Yielding some ground to end the nearly two-month-long protest by thousands of farmers on the national capital borders, the government on Wednesday (January 20) proposed to suspend the three contentious farm laws for 1-1.5 years and set up a joint committee to find an amicable solution in the interest of the farming community.
But farmer leaders did not immediately accept the proposal and said they will revert after their internal consultations, which is slated to be held on Thursday (21 January). The next round of discussions with the Centre has been scheduled for 22 January.
The tenth round of talks was initially scheduled on 19 January but later got postponed to Wednesday.
Earlier in the day, the Supreme Court issued a notice to the Centre on an application filed by a farmers’ group seeking the reconstitution of the committee to help resolve the deadlock over the new laws.
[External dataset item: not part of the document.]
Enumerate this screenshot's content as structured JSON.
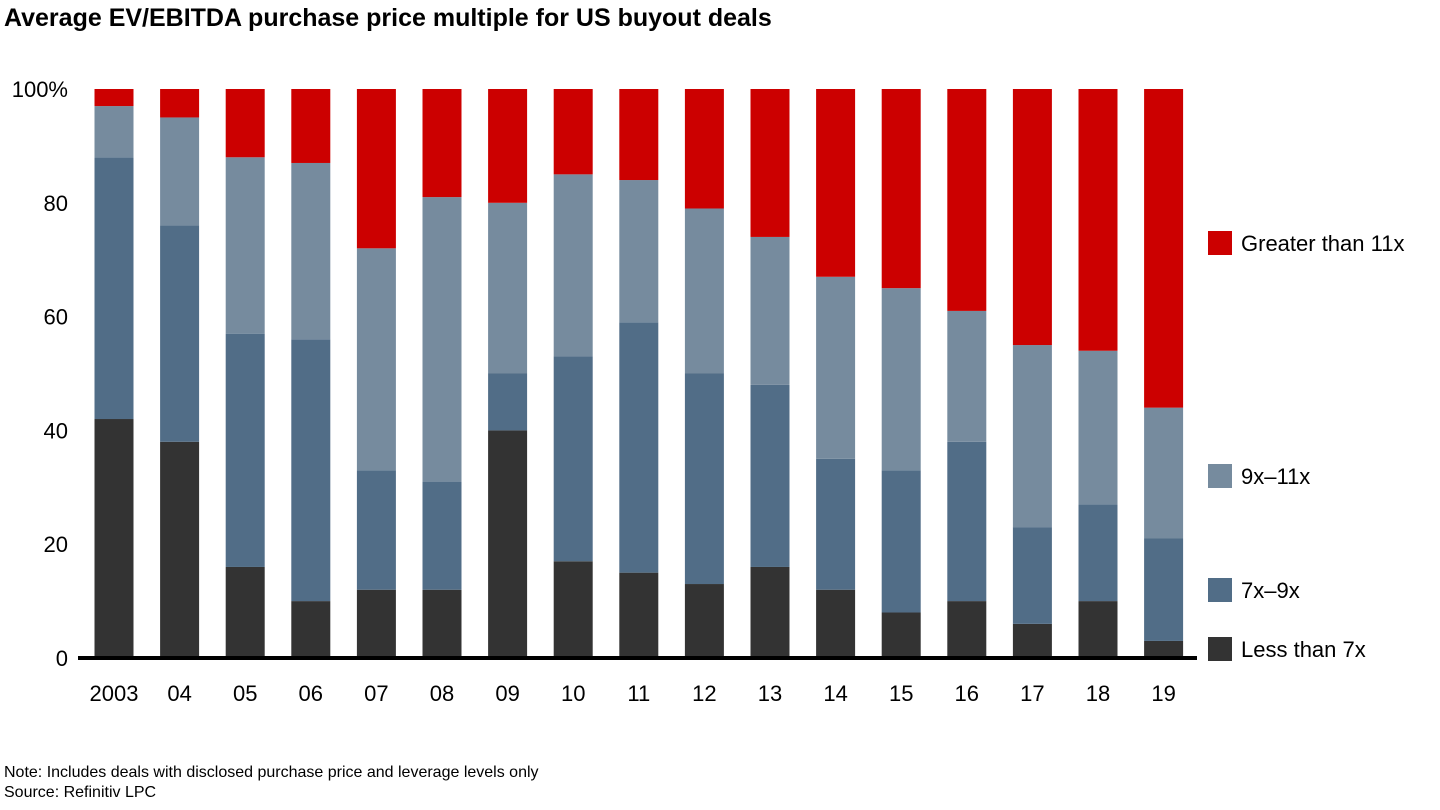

The court also refused to pass orders on the Centre’s petition to stop the farmers’ planned tractor rally on Republic Day.
The three laws have already been stayed by the Supreme Court till further orders and a committee of experts has been formed to resolve the deadlock.
The panel has been asked by the apex court to submit its report within two months after consulting all stakeholders.
The committee held its first meeting on Tuesday and will begin its consultations with farmer groups and others from Thursday.
After the meeting, Bharatiya Kisan Union (Ugrahan) president Joginder Singh Ugrahan said, “The government proposed to suspend the farm laws for one and a half years. We rejected the proposal but since it has come from the government, we will meet tomorrow and deliberate over it.”